Building Strength for Everyday Activities – (My Fitness Journey – Vertex Fitness Diary 4)
Since I’ve begun working out regularly at Vertex Fitness, I’ve been building strength and watching my body change. It isn’t always in the way that I expect or anticipate, but it is for the better. Right around the time I started my fitness regimen, it just so happened that I had gained a bunch of weight due to a medication that I was taking. What was supposed to be ten extra pounds was actually twenty pounds, put on in about a month’s time. I’m still grappling with the ways that this has affected me.
I’m a feminist and huge believer in body positivity. There are no good bodies or bad bodies—just lots and lots of different shapes and sizes. I believe this to my core, but at the same time, I always felt vaguely like a fraud. That’s because I had always been thin, my entire life, without ever having to work for it. That’s just the way my body worked. I’m hypoglycemic, meaning that my blood sugar occasionally drops problematically low, and it’s a factor in my high metabolism. As an adolescent, I actually had to drink those Ensure weight maintenance shakes, because I had a difficult time maintaining a healthy weight—all of the pictures of me before high school show knobby knees and sharp cheekbones. At the time, I was even frustrated with my ‘boyish’ figure—I had nothing that could be described as a womanly curve until I was well into college. My mom actually used to have to buy shorts and jeans for me in the Juniors’ Boys aisle. Other girls had rhinestones and butterfly embroidery on their flare cut jeans—mine came with a wallet on a pocket chain and were cargo style. As you can imagine, I had to beat the boys off with a stick.
Not too long ago, before the body shift, I remember being horrified at something a friend of mine had posted on Facebook. As they were getting on to a bus, some man, a complete stranger, called her an unflattering name and told her that she should lose some weight. The friend in question was a professional dancer. She was in fantastic physical shape, but she was not thin. In the comments on this Facebook post, some discussion had sprung up around when it was appropriate to express ‘concern’ over someone’s health. (Let me go on record as saying that if that ‘concern’ involves calling out a stranger on a bus, you are not concerned for their health, you are an asshole.)
I jumped in. “Health and weight are NOT the same thing. You cannot tell whether a person is healthy just by looking at them. I have a very low BMI, and I am NOT a particularly healthy person. I am tremendously unfit, I get winded walking up a flight of stairs, and sometimes my blood sugar drops so low that my speech starts slurring and I get confused. But no one would ever know that just by looking at me. Thinness does not automatically equal good health, and heaviness does not automatically equal an unhealthy person.”

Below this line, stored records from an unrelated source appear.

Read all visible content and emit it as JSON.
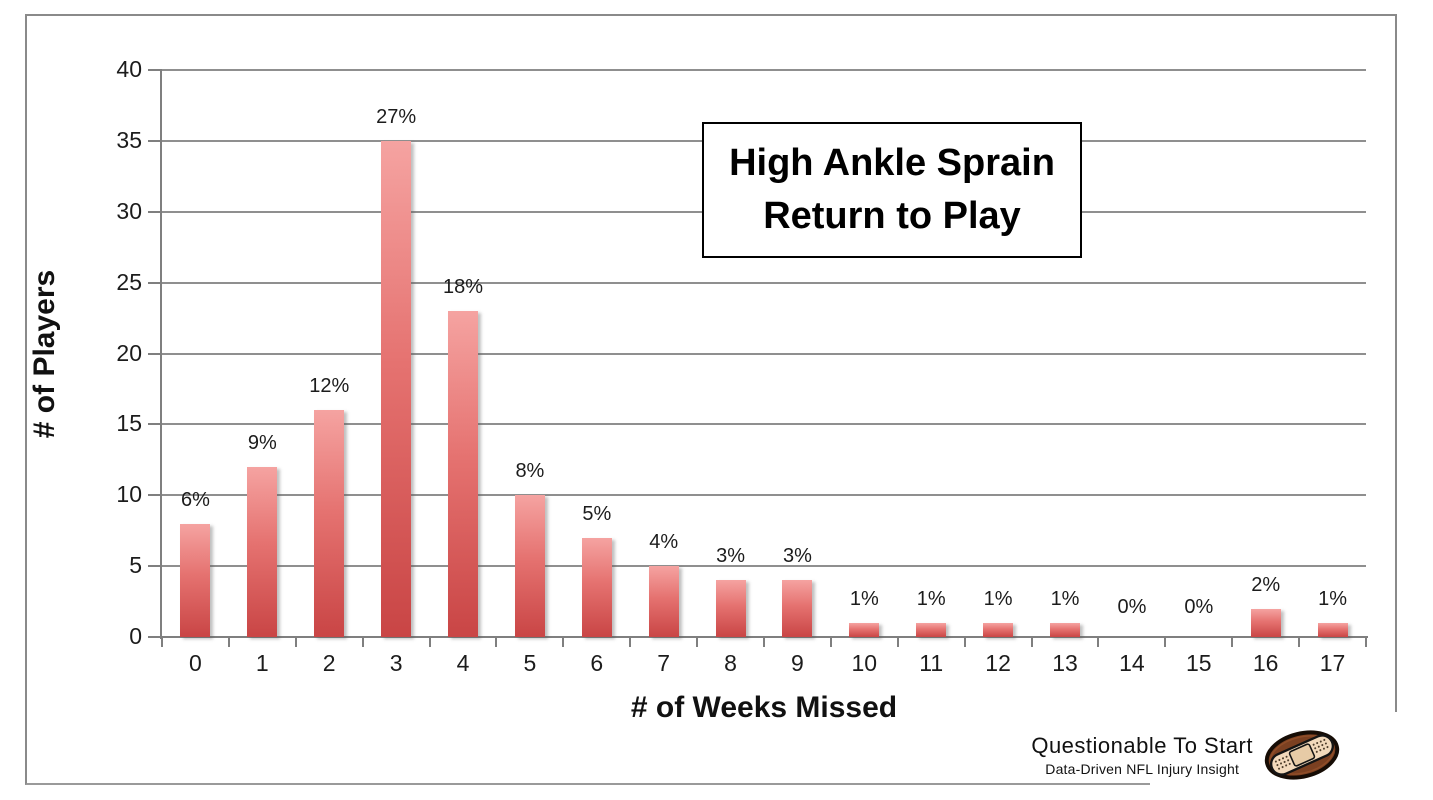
{
  "chart_data": {
    "type": "bar",
    "title": "High Ankle Sprain Return to Play",
    "categories": [
      "0",
      "1",
      "2",
      "3",
      "4",
      "5",
      "6",
      "7",
      "8",
      "9",
      "10",
      "11",
      "12",
      "13",
      "14",
      "15",
      "16",
      "17"
    ],
    "values": [
      8,
      12,
      16,
      35,
      23,
      10,
      7,
      5,
      4,
      4,
      1,
      1,
      1,
      1,
      0,
      0,
      2,
      1
    ],
    "bar_labels": [
      "6%",
      "9%",
      "12%",
      "27%",
      "18%",
      "8%",
      "5%",
      "4%",
      "3%",
      "3%",
      "1%",
      "1%",
      "1%",
      "1%",
      "0%",
      "0%",
      "2%",
      "1%"
    ],
    "xlabel": "# of Weeks Missed",
    "ylabel": "# of Players",
    "ylim": [
      0,
      40
    ],
    "ytick_step": 5,
    "yticks": [
      0,
      5,
      10,
      15,
      20,
      25,
      30,
      35,
      40
    ],
    "grid": true,
    "legend": "none",
    "bar_color_top": "#f5a3a1",
    "bar_color_bottom": "#c94545",
    "gridline_color": "#8f8f8f",
    "axis_color": "#7f7f7f"
  },
  "title_box": {
    "line1": "High Ankle Sprain",
    "line2": "Return to Play"
  },
  "branding": {
    "name": "Questionable To Start",
    "tagline": "Data-Driven NFL Injury Insight",
    "icon": "football-bandage-icon",
    "football_color": "#7b4021",
    "bandage_color": "#f2d9bb"
  }
}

Fast forward a few years, to where I am now. I’m twenty pounds heavier than I was when I made that post, but I am so much healthier. I don’t get winded walking up the stairs anymore. Even the symptoms of my hypoglycemia seem to have abated somewhat—I have not had a dangerous blood sugar drop in quite a long time. But not only that, but I am stronger and more capable now.

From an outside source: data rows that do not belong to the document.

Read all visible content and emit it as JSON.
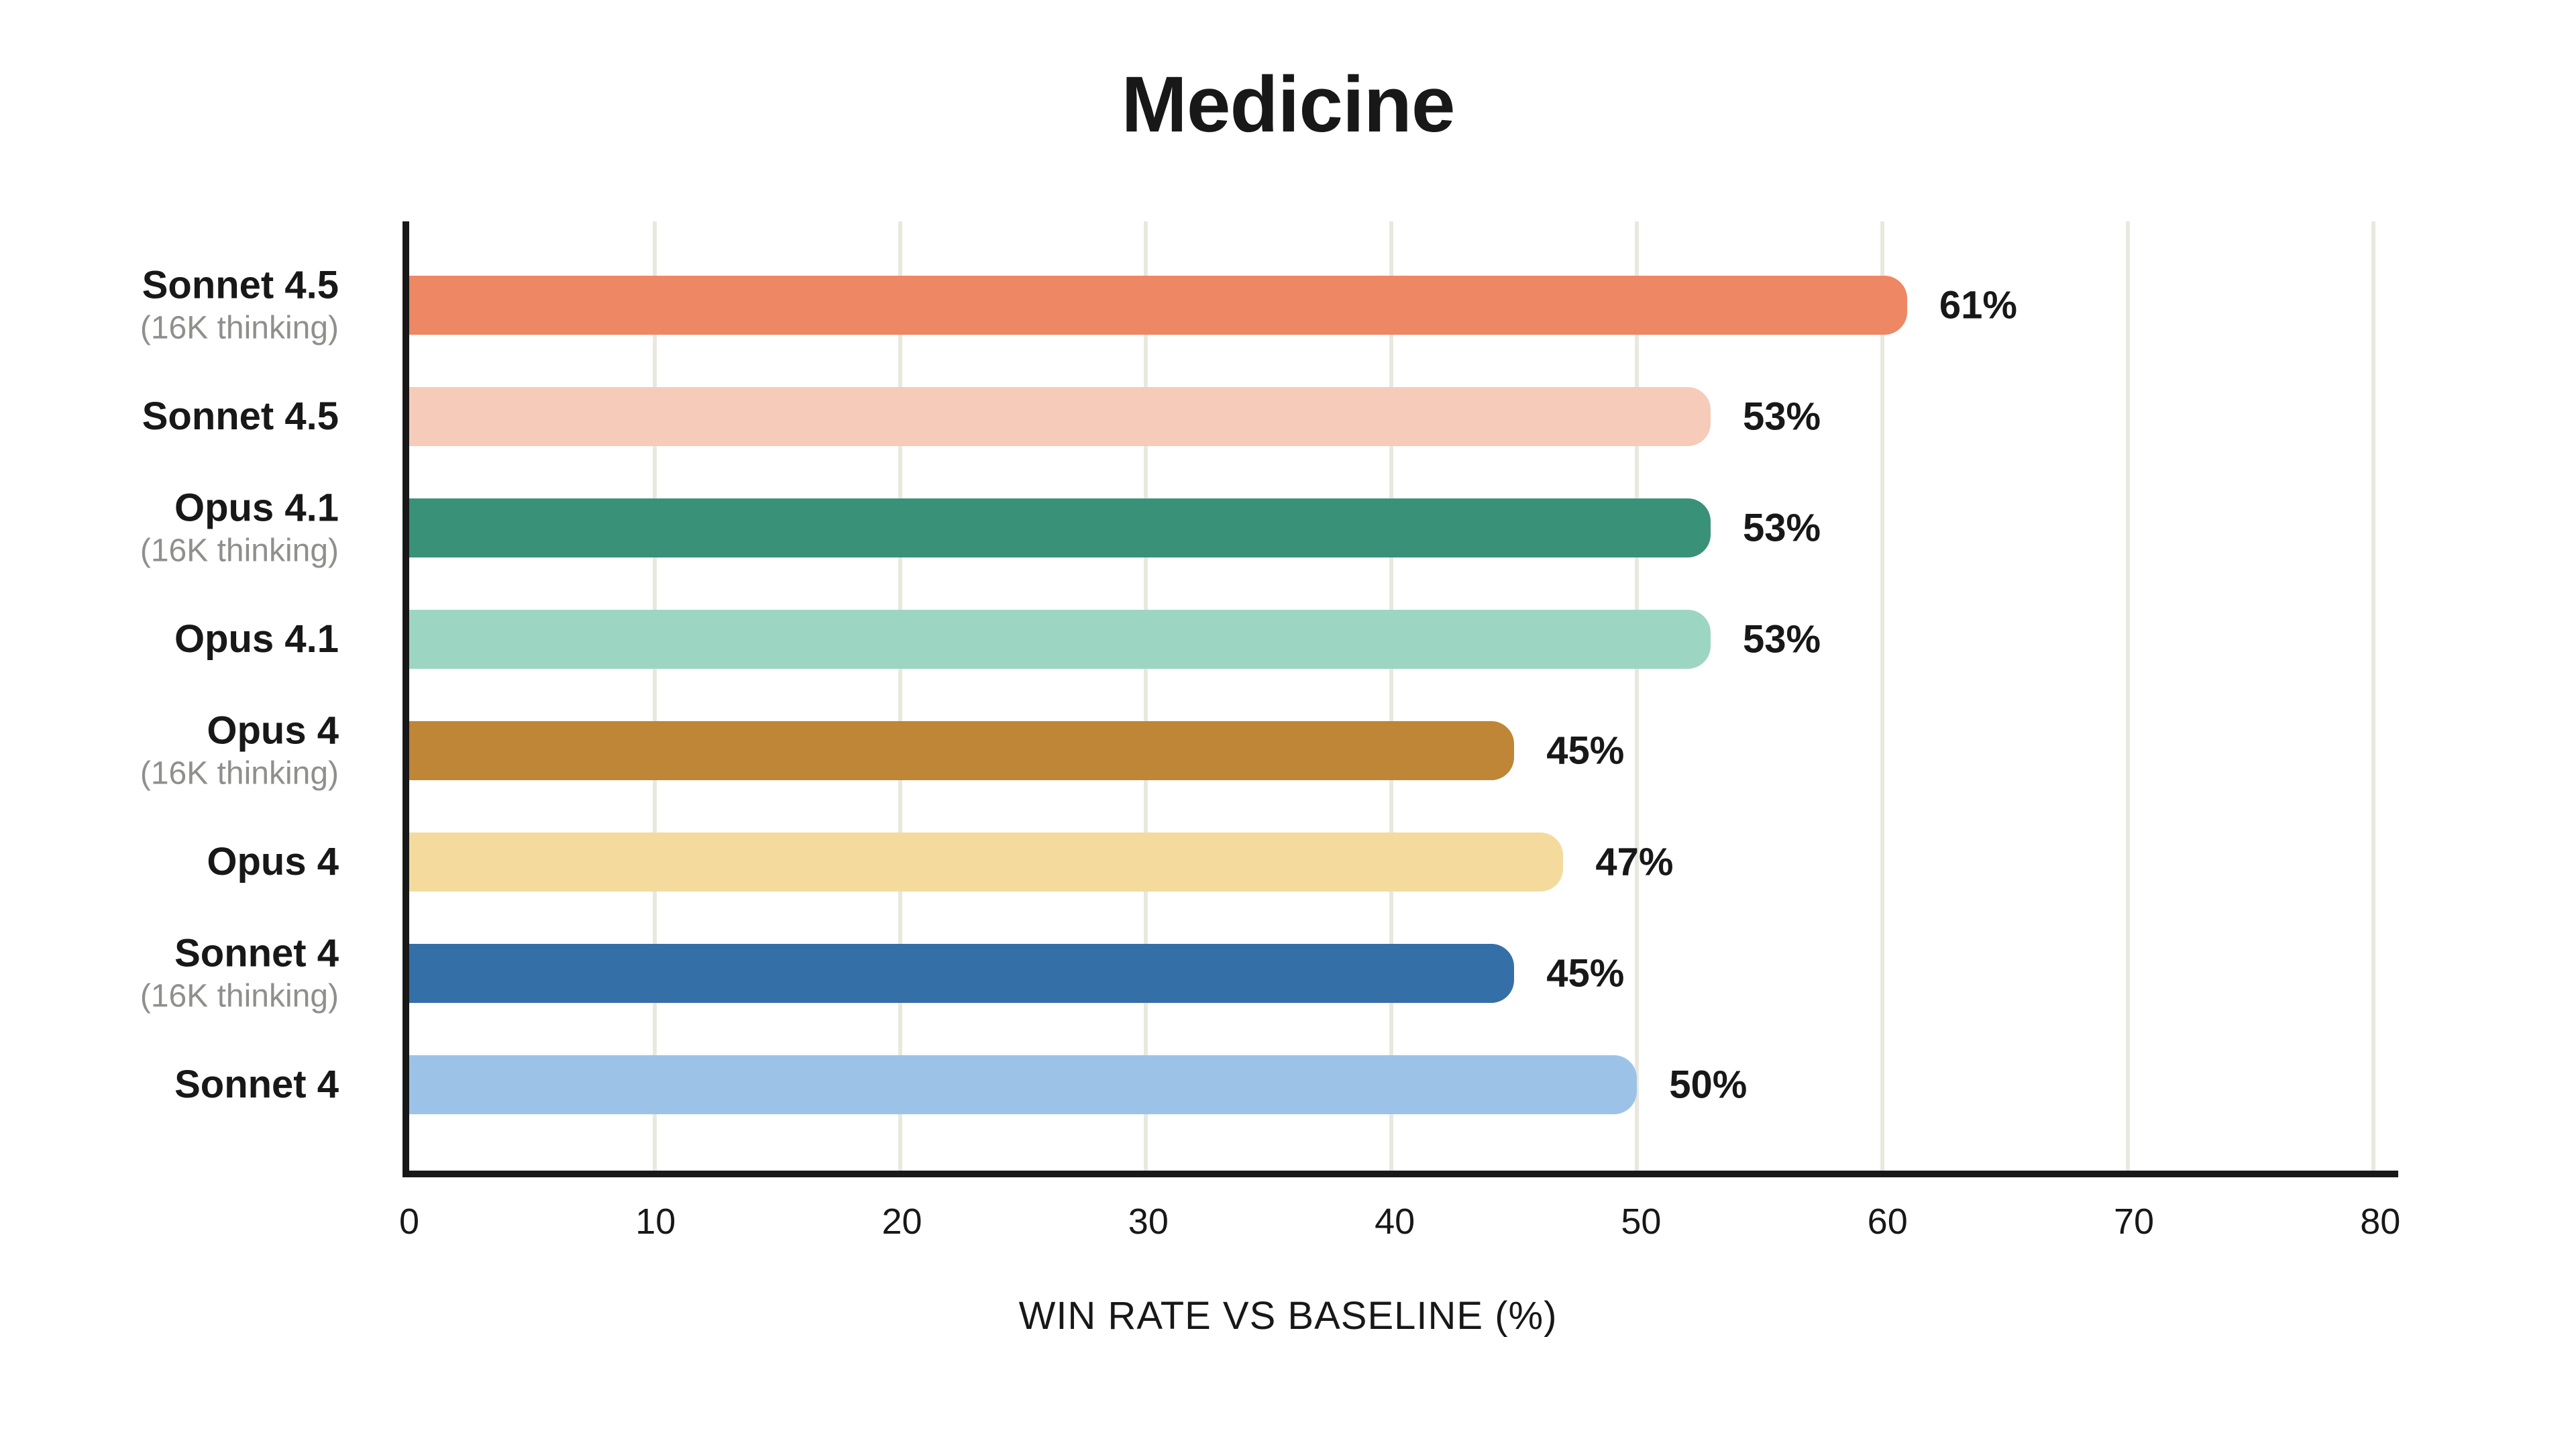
{
  "colors": {
    "background": "#FFFFFF",
    "ink": "#181818",
    "grid": "#E9E8DE",
    "secondary_text": "#8F8F8C"
  },
  "chart_data": {
    "type": "bar",
    "orientation": "horizontal",
    "title": "Medicine",
    "xlabel": "WIN RATE VS BASELINE (%)",
    "ylabel": "",
    "xlim": [
      0,
      81
    ],
    "xticks": [
      0,
      10,
      20,
      30,
      40,
      50,
      60,
      70,
      80
    ],
    "grid": true,
    "legend": "none",
    "categories": [
      "Sonnet 4.5 (16K thinking)",
      "Sonnet 4.5",
      "Opus 4.1 (16K thinking)",
      "Opus 4.1",
      "Opus 4 (16K thinking)",
      "Opus 4",
      "Sonnet 4 (16K thinking)",
      "Sonnet 4"
    ],
    "values": [
      61,
      53,
      53,
      53,
      45,
      47,
      45,
      50
    ],
    "bars": [
      {
        "label": "Sonnet 4.5",
        "sublabel": "(16K thinking)",
        "value": 61,
        "value_label": "61%",
        "color": "#ED8764"
      },
      {
        "label": "Sonnet 4.5",
        "sublabel": "",
        "value": 53,
        "value_label": "53%",
        "color": "#F6CBBA"
      },
      {
        "label": "Opus 4.1",
        "sublabel": "(16K thinking)",
        "value": 53,
        "value_label": "53%",
        "color": "#399178"
      },
      {
        "label": "Opus 4.1",
        "sublabel": "",
        "value": 53,
        "value_label": "53%",
        "color": "#9CD6C3"
      },
      {
        "label": "Opus 4",
        "sublabel": "(16K thinking)",
        "value": 45,
        "value_label": "45%",
        "color": "#BE8636"
      },
      {
        "label": "Opus 4",
        "sublabel": "",
        "value": 47,
        "value_label": "47%",
        "color": "#F4DB9D"
      },
      {
        "label": "Sonnet 4",
        "sublabel": "(16K thinking)",
        "value": 45,
        "value_label": "45%",
        "color": "#356FA7"
      },
      {
        "label": "Sonnet 4",
        "sublabel": "",
        "value": 50,
        "value_label": "50%",
        "color": "#9CC3E7"
      }
    ]
  }
}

Last week, I had to push my workout back to the next day because a friend needed help—their apartment building had caught fire, and the smoke and water damage had ruined much of their belongings, and they needed to move out of the now-condemned building on a moment’s notice. There were only three people who were able to come help out on a week day—my friend’s father, another female friend, and myself. While the friend organized and packed things into boxes and taped and labelled, I was available to help carry. The hallway was condemned, so everything had to be carried down their narrow fire escape.

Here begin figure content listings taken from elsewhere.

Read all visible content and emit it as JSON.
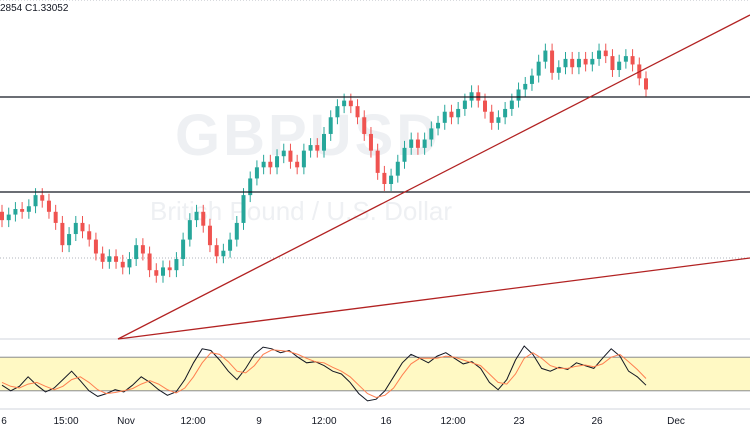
{
  "header": {
    "ohlc_text": "2854 C1.33052"
  },
  "watermark": {
    "symbol": "GBPUSD",
    "description": "British Pound / U.S. Dollar"
  },
  "colors": {
    "up": "#26a69a",
    "down": "#ef5350",
    "trendline": "#b22222",
    "level": "#131722",
    "stoch_k": "#131722",
    "stoch_d": "#ff7f50",
    "stoch_band": "#fff9c4"
  },
  "chart_data": [
    {
      "type": "candlestick",
      "x_tick_labels": [
        "6",
        "15:00",
        "Nov",
        "12:00",
        "9",
        "12:00",
        "16",
        "12:00",
        "23",
        "26",
        "Dec"
      ],
      "horizontal_levels": [
        "upper resistance",
        "lower support"
      ],
      "trendlines": [
        "steep rising trendline",
        "shallow rising trendline"
      ],
      "ohlc_last_close": 1.33052,
      "candles_normalized": [
        {
          "o": 0.4,
          "c": 0.37
        },
        {
          "o": 0.37,
          "c": 0.39
        },
        {
          "o": 0.39,
          "c": 0.41
        },
        {
          "o": 0.41,
          "c": 0.4
        },
        {
          "o": 0.4,
          "c": 0.42
        },
        {
          "o": 0.42,
          "c": 0.46
        },
        {
          "o": 0.46,
          "c": 0.44
        },
        {
          "o": 0.44,
          "c": 0.4
        },
        {
          "o": 0.4,
          "c": 0.36
        },
        {
          "o": 0.36,
          "c": 0.28
        },
        {
          "o": 0.28,
          "c": 0.32
        },
        {
          "o": 0.32,
          "c": 0.36
        },
        {
          "o": 0.36,
          "c": 0.33
        },
        {
          "o": 0.33,
          "c": 0.3
        },
        {
          "o": 0.3,
          "c": 0.25
        },
        {
          "o": 0.25,
          "c": 0.22
        },
        {
          "o": 0.22,
          "c": 0.24
        },
        {
          "o": 0.24,
          "c": 0.22
        },
        {
          "o": 0.22,
          "c": 0.2
        },
        {
          "o": 0.2,
          "c": 0.23
        },
        {
          "o": 0.23,
          "c": 0.28
        },
        {
          "o": 0.28,
          "c": 0.25
        },
        {
          "o": 0.25,
          "c": 0.19
        },
        {
          "o": 0.19,
          "c": 0.17
        },
        {
          "o": 0.17,
          "c": 0.2
        },
        {
          "o": 0.2,
          "c": 0.19
        },
        {
          "o": 0.19,
          "c": 0.23
        },
        {
          "o": 0.23,
          "c": 0.3
        },
        {
          "o": 0.3,
          "c": 0.37
        },
        {
          "o": 0.37,
          "c": 0.4
        },
        {
          "o": 0.4,
          "c": 0.35
        },
        {
          "o": 0.35,
          "c": 0.28
        },
        {
          "o": 0.28,
          "c": 0.24
        },
        {
          "o": 0.24,
          "c": 0.26
        },
        {
          "o": 0.26,
          "c": 0.3
        },
        {
          "o": 0.3,
          "c": 0.36
        },
        {
          "o": 0.36,
          "c": 0.46
        },
        {
          "o": 0.46,
          "c": 0.52
        },
        {
          "o": 0.52,
          "c": 0.56
        },
        {
          "o": 0.56,
          "c": 0.58
        },
        {
          "o": 0.58,
          "c": 0.56
        },
        {
          "o": 0.56,
          "c": 0.6
        },
        {
          "o": 0.6,
          "c": 0.62
        },
        {
          "o": 0.62,
          "c": 0.58
        },
        {
          "o": 0.58,
          "c": 0.56
        },
        {
          "o": 0.56,
          "c": 0.62
        },
        {
          "o": 0.62,
          "c": 0.64
        },
        {
          "o": 0.64,
          "c": 0.62
        },
        {
          "o": 0.62,
          "c": 0.68
        },
        {
          "o": 0.68,
          "c": 0.74
        },
        {
          "o": 0.74,
          "c": 0.78
        },
        {
          "o": 0.78,
          "c": 0.8
        },
        {
          "o": 0.8,
          "c": 0.78
        },
        {
          "o": 0.78,
          "c": 0.74
        },
        {
          "o": 0.74,
          "c": 0.68
        },
        {
          "o": 0.68,
          "c": 0.62
        },
        {
          "o": 0.62,
          "c": 0.54
        },
        {
          "o": 0.54,
          "c": 0.5
        },
        {
          "o": 0.5,
          "c": 0.53
        },
        {
          "o": 0.53,
          "c": 0.58
        },
        {
          "o": 0.58,
          "c": 0.63
        },
        {
          "o": 0.63,
          "c": 0.66
        },
        {
          "o": 0.66,
          "c": 0.63
        },
        {
          "o": 0.63,
          "c": 0.66
        },
        {
          "o": 0.66,
          "c": 0.7
        },
        {
          "o": 0.7,
          "c": 0.72
        },
        {
          "o": 0.72,
          "c": 0.76
        },
        {
          "o": 0.76,
          "c": 0.74
        },
        {
          "o": 0.74,
          "c": 0.77
        },
        {
          "o": 0.77,
          "c": 0.8
        },
        {
          "o": 0.8,
          "c": 0.83
        },
        {
          "o": 0.83,
          "c": 0.8
        },
        {
          "o": 0.8,
          "c": 0.76
        },
        {
          "o": 0.76,
          "c": 0.72
        },
        {
          "o": 0.72,
          "c": 0.74
        },
        {
          "o": 0.74,
          "c": 0.77
        },
        {
          "o": 0.77,
          "c": 0.8
        },
        {
          "o": 0.8,
          "c": 0.84
        },
        {
          "o": 0.84,
          "c": 0.86
        },
        {
          "o": 0.86,
          "c": 0.89
        },
        {
          "o": 0.89,
          "c": 0.94
        },
        {
          "o": 0.94,
          "c": 0.98
        },
        {
          "o": 0.98,
          "c": 0.9
        },
        {
          "o": 0.9,
          "c": 0.92
        },
        {
          "o": 0.92,
          "c": 0.95
        },
        {
          "o": 0.95,
          "c": 0.92
        },
        {
          "o": 0.92,
          "c": 0.95
        },
        {
          "o": 0.95,
          "c": 0.93
        },
        {
          "o": 0.93,
          "c": 0.95
        },
        {
          "o": 0.95,
          "c": 0.98
        },
        {
          "o": 0.98,
          "c": 0.96
        },
        {
          "o": 0.96,
          "c": 0.91
        },
        {
          "o": 0.91,
          "c": 0.94
        },
        {
          "o": 0.94,
          "c": 0.96
        },
        {
          "o": 0.96,
          "c": 0.93
        },
        {
          "o": 0.93,
          "c": 0.88
        },
        {
          "o": 0.88,
          "c": 0.84
        }
      ]
    },
    {
      "type": "line",
      "indicator": "stochastic",
      "series": [
        {
          "key": "k",
          "values": [
            0.3,
            0.2,
            0.28,
            0.45,
            0.3,
            0.18,
            0.25,
            0.4,
            0.55,
            0.38,
            0.2,
            0.1,
            0.15,
            0.22,
            0.18,
            0.3,
            0.45,
            0.35,
            0.22,
            0.12,
            0.18,
            0.4,
            0.7,
            0.95,
            0.92,
            0.75,
            0.55,
            0.4,
            0.6,
            0.85,
            0.98,
            0.95,
            0.88,
            0.92,
            0.8,
            0.7,
            0.72,
            0.65,
            0.55,
            0.5,
            0.35,
            0.15,
            0.02,
            0.05,
            0.2,
            0.45,
            0.7,
            0.85,
            0.78,
            0.7,
            0.82,
            0.88,
            0.78,
            0.68,
            0.72,
            0.6,
            0.35,
            0.22,
            0.4,
            0.75,
            1.0,
            0.85,
            0.6,
            0.55,
            0.62,
            0.58,
            0.7,
            0.65,
            0.6,
            0.78,
            0.95,
            0.82,
            0.55,
            0.45,
            0.3
          ]
        },
        {
          "key": "d",
          "values": [
            0.35,
            0.28,
            0.25,
            0.32,
            0.35,
            0.28,
            0.22,
            0.28,
            0.4,
            0.45,
            0.35,
            0.22,
            0.15,
            0.17,
            0.2,
            0.24,
            0.32,
            0.38,
            0.32,
            0.22,
            0.16,
            0.25,
            0.45,
            0.7,
            0.88,
            0.85,
            0.72,
            0.55,
            0.52,
            0.65,
            0.85,
            0.93,
            0.92,
            0.9,
            0.85,
            0.78,
            0.72,
            0.7,
            0.62,
            0.55,
            0.45,
            0.3,
            0.15,
            0.08,
            0.12,
            0.25,
            0.48,
            0.68,
            0.78,
            0.78,
            0.78,
            0.82,
            0.8,
            0.75,
            0.7,
            0.65,
            0.5,
            0.35,
            0.32,
            0.5,
            0.78,
            0.88,
            0.78,
            0.65,
            0.6,
            0.6,
            0.64,
            0.66,
            0.63,
            0.68,
            0.8,
            0.85,
            0.72,
            0.58,
            0.42
          ]
        }
      ],
      "band_levels_normalized": [
        0.2,
        0.8
      ]
    }
  ]
}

It was so narrow and treacherous that boxes couldn’t be carried in front of you at your natural center of gravity—everything had to be hoisted onto your shoulders. I’m sure I would have been yelled at if my trainer had been there to witness such poor form. Amazingly, as I hoisted box after box after box and made literally dozens of trips up and down their fire escape, I did not quit, and I did not get tired for quite a while. I was able to lift things that I never would have been able to budge just six months ago.
My friend’s dad even noticed, and remarked on how strong I was. Considering that I’m only 5’3”, I’m never quite what folks expect. It’s ironic. Even as I look less and less like the women in the Lululemon ads, I am more confident that I could take any of them to the mat. (Views expressed are the opinion of the author—Vertex Fitness does not condone challenging fitness wear models to combat.)
Oh, and if you were wondering? No, my trainer STILL did not give me a break, even though I had spent the previous day schlepping boxes around in a friend’s barbecued apartment while trudging through asbestos water and sheet rock stew just to help out in their hour of need. Sucks to be me.